Fifty years of ‘The Barracks’
An Irishman’s Diary: Revisiting John McGahern’s first novel
A Way of Seeing: 50 years of John McGahern in Print, takes place in Queen’s University Belfast on March 15th and 16th.
John McGahern’s first novel, The Barracks , was published 50 years ago, thus marking the arrival of one of Ireland’s most significant writers of the latter half of the20th century. The following year, 1964, saw the book awarded the prestigious Macauley Fellowship, which allowed McGahern to avail of a one-year sabbatical from his teaching duties in Scoil Eoin Baiste in Clontarf.
The critical response to the novel was largely enthusiastic. Anthony Burgess, in a review that appeared in the Observer on March 9th, 1963, noted that nobody “has caught so well the peculiar hopelessness of contemporary Ireland”. Kate O’Brien, writing in University Review , dwelt more on the artistic achievement of the young writer: “It is difficult to find words exact enough to express my admiration for this subtle, close-woven, tender, true, poetic work”. While Burgess was correct in underlining the sombre and depressing picture The Barracks paints of the Ireland of the 1960s, this is tempered to some extent by passages of rare beauty, which may explain why O’Brien found it “poetic”.
With the value of hindsight, it is possibly easier to assess why The Barracks was warmly embraced by the same Irish public that would react so negatively to McGahern’s second novel, The Dark , in 1965. Readers in 1963 were able to identify with the plight of the novel’s middle-aged heroine, Elizabeth Reegan, who discovers early in the narrative that she has cancer. In spite of her illness, she still has to look after her husband, a disgruntled Garda sergeant and veteran of the War of Independence, and the children from his first marriage. The opening lines capture the tedium of a life devoted to the care of others: “Mrs Reegan darned an old woollen sock as the February night came on, her head bent, catching the threads on the needle by the light of the fire, the daylight gone without her noticing”.
Right from the off, we are given access to the heroine’s most private thoughts. She is exhausted, but cannot afford to idle. Darning, cooking meals, washing and putting away clothes, her life is a series of tiring, dreary chores. Soon her husband returns, wet to the bone and in foul humour as a result of his latest altercation with his superior officer, Quirke. Reegan finds it galling to have to accept orders from this younger man whom he holds in contempt. He nostalgically remembers how during his youth he had been in charge of a flying column in the IRA. His fight for Irish freedom has resulted in disappointment and professional frustration and he pours out his bile to Elizabeth at every opportunity.
Uncomplainingly, Elizabeth listens to Reegan’s customary rant against Quirke and thinks about the lumps in her breast that will later necessitate a painful mastectomy, followed by a relapse into cancer, and eventually death. Before meeting her husband, while working as a nurse in London she had a brief liaison with a troubled doctor called Halliday who asked her on one occasion: “What the hell is all this living and dying about anyway, Elizabeth?” In a sense, all of McGahern’s work was an attempt to unravel Halliday’s existential quandary.

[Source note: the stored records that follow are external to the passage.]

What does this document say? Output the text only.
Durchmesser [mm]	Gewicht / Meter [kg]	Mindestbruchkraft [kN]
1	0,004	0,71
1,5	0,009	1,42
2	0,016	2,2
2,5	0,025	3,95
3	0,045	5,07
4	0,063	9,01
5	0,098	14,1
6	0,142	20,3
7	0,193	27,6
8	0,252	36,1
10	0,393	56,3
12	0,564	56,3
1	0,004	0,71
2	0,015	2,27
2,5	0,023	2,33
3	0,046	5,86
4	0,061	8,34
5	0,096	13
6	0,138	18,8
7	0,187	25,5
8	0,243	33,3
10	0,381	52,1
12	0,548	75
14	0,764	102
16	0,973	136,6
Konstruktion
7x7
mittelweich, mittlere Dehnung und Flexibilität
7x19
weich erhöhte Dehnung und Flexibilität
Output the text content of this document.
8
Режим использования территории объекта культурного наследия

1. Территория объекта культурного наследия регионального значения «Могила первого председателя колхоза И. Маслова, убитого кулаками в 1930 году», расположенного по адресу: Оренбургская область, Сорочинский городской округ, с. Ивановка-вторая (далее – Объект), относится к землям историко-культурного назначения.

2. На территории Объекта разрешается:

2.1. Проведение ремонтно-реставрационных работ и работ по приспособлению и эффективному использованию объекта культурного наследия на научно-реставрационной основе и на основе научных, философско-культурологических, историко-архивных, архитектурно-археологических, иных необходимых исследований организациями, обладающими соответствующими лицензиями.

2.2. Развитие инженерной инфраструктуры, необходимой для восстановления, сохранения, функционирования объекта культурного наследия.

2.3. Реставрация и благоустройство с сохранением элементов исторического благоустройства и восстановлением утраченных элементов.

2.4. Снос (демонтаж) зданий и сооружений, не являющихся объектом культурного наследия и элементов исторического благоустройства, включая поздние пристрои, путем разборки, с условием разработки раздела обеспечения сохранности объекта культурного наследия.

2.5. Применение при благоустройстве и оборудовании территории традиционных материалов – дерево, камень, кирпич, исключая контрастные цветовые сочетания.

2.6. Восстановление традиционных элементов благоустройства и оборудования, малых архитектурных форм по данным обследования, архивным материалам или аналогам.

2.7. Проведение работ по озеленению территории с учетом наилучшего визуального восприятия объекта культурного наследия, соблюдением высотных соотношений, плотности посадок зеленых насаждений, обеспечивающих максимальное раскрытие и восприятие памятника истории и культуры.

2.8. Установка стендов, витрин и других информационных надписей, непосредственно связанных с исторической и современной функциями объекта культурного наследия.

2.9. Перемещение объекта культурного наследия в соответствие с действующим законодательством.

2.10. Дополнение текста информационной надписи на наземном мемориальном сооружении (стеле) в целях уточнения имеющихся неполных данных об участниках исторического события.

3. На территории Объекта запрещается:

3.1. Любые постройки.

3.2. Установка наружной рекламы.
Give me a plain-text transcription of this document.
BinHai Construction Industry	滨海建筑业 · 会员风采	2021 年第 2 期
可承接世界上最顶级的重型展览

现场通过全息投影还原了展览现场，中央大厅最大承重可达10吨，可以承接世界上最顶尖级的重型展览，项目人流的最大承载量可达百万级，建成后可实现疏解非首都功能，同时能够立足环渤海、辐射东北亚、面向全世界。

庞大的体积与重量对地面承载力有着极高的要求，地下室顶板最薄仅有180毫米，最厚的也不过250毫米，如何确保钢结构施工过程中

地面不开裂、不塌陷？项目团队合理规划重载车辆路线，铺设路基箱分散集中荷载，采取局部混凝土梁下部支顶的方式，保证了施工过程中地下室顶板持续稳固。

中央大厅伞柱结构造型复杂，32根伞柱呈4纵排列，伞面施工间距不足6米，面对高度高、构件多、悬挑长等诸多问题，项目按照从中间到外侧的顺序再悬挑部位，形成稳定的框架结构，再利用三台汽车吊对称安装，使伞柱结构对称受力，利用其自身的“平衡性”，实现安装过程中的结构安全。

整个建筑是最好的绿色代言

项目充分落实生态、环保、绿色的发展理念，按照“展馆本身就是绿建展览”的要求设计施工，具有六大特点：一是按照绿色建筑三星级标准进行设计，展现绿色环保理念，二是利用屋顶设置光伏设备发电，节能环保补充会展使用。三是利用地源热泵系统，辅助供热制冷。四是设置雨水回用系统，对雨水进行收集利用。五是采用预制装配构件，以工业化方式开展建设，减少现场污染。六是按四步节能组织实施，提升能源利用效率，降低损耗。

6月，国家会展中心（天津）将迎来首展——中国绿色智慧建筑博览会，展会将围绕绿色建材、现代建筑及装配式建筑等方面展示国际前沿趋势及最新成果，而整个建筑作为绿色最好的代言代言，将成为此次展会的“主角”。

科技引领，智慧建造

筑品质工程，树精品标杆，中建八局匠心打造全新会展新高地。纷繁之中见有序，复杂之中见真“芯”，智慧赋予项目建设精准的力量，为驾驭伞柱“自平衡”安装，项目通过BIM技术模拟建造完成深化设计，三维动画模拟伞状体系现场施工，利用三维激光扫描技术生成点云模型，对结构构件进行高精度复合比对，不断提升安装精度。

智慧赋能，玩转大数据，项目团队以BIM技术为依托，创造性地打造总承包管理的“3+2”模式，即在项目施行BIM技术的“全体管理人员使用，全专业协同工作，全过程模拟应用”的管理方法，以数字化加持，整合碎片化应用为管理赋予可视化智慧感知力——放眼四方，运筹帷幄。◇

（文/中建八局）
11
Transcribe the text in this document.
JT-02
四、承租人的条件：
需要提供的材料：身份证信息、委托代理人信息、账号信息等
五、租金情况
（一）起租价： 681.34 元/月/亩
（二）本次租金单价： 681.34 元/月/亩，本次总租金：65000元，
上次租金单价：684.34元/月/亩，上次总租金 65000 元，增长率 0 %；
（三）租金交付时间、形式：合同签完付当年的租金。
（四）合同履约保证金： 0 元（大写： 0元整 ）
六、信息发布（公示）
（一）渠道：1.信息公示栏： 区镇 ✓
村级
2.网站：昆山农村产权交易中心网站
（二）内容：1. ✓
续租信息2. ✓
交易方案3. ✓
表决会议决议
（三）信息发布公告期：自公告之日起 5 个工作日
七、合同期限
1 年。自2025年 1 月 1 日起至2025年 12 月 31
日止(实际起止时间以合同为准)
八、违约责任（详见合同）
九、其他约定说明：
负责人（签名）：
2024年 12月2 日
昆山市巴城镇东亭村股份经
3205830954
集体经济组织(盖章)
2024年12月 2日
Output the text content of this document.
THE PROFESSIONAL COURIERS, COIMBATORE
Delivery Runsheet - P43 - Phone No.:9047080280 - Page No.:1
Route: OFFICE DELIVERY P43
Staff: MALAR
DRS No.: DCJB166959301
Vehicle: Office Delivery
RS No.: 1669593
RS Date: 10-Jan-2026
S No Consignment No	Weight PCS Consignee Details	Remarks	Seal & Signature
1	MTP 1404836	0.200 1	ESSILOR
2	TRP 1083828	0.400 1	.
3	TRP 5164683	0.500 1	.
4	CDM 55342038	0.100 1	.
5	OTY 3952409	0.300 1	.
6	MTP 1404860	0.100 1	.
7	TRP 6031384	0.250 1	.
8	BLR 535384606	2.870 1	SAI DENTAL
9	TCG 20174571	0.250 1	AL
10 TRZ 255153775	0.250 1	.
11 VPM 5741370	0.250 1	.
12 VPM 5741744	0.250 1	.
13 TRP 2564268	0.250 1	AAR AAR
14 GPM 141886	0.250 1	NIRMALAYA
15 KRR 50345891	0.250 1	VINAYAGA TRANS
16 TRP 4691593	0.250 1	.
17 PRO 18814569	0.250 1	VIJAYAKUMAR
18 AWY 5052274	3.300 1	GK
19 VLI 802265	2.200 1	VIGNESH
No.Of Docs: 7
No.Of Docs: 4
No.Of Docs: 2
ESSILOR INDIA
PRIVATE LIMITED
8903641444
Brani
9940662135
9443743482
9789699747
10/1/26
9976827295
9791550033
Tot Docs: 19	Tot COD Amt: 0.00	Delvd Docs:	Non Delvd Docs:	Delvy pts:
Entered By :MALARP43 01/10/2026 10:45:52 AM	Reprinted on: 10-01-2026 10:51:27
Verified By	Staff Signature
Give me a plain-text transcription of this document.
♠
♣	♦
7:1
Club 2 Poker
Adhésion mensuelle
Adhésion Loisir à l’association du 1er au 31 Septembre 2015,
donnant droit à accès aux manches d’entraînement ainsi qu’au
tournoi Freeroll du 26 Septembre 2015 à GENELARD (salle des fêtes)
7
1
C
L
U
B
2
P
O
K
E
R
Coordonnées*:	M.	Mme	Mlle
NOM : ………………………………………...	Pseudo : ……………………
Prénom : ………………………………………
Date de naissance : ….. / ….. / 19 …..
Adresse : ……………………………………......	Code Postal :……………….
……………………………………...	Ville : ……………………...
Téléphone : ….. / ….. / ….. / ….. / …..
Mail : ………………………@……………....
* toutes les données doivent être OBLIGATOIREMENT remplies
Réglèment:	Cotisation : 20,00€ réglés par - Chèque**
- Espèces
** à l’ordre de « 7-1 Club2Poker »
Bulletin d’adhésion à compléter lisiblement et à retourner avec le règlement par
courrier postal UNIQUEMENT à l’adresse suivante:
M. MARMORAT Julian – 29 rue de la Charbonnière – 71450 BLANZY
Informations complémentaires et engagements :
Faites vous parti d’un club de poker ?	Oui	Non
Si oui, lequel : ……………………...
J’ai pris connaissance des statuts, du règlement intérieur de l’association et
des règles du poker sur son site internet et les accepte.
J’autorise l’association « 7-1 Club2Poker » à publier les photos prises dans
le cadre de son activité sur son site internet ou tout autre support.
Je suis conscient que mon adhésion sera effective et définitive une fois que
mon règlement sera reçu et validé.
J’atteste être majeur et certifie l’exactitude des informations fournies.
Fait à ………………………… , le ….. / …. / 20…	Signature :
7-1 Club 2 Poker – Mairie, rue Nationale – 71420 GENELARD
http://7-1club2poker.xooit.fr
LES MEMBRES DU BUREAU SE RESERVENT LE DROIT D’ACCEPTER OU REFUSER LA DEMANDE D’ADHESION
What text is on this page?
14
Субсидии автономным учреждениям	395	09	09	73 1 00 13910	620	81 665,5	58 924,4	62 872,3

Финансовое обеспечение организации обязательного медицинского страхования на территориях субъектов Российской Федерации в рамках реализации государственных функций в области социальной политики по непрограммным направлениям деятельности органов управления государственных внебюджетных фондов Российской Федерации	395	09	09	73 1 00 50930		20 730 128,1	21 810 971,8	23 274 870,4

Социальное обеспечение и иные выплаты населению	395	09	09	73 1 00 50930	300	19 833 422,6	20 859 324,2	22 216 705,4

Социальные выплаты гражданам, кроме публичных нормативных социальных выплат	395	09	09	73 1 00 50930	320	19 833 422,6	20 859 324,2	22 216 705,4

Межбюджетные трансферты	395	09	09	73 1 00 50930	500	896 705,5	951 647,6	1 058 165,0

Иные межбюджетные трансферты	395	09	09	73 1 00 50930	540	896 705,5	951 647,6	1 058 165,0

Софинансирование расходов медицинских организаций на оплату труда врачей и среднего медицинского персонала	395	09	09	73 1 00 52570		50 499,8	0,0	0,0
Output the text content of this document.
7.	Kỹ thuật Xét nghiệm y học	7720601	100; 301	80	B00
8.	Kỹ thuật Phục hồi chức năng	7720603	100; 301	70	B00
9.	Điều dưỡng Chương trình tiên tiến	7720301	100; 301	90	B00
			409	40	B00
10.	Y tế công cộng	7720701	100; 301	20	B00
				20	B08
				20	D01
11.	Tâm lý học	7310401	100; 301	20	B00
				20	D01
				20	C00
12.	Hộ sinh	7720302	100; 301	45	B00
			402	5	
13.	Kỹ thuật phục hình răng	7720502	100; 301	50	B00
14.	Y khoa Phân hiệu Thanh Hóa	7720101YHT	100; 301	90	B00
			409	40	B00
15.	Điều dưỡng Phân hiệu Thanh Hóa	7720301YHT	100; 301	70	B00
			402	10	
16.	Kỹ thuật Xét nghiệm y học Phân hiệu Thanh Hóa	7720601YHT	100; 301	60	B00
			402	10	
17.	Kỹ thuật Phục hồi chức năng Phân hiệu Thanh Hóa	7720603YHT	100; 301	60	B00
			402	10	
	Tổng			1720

The remarkable achievement of The Barracks is the ability of a writer as young as McGahern was to get into the mind and body of a middle-aged woman. He lays bare her moments of joy and despair, her visceral attachment to a physical world which, when on the threshold of death, she sees in all its awesome glory for the first time. She can only utter “Jesus Christ” as she looks out on the woods across the lake, the rust of the beech trees, the withered reeds, a familiar scene that suddenly assumes a poignant beauty: “and now it was a wild call to life, life, life and life at any cost”.
There is a wonderful moment at the end of The Barracks when Garda Mullins, standing with his colleague Casey at a discreet distance from the funeral party, observes to himself: “It’s Elizabeth that’s being covered and not me and I’m able to stand in the sun and watch”. This is pure McGahern; it captures the understandable relief felt by people attending burials at the realisation that they at least are still above ground.
The 50th anniversary of the publication of
is a good opportunity to remind people of the existence of a novel that will in time come to be accepted as a true modern Irish classic.
Eamon Maher is among the participants at the conference A Way of Seeing: 50 years of John McGahern in Print , in Queen’s University Belfast on March 15th and 16th.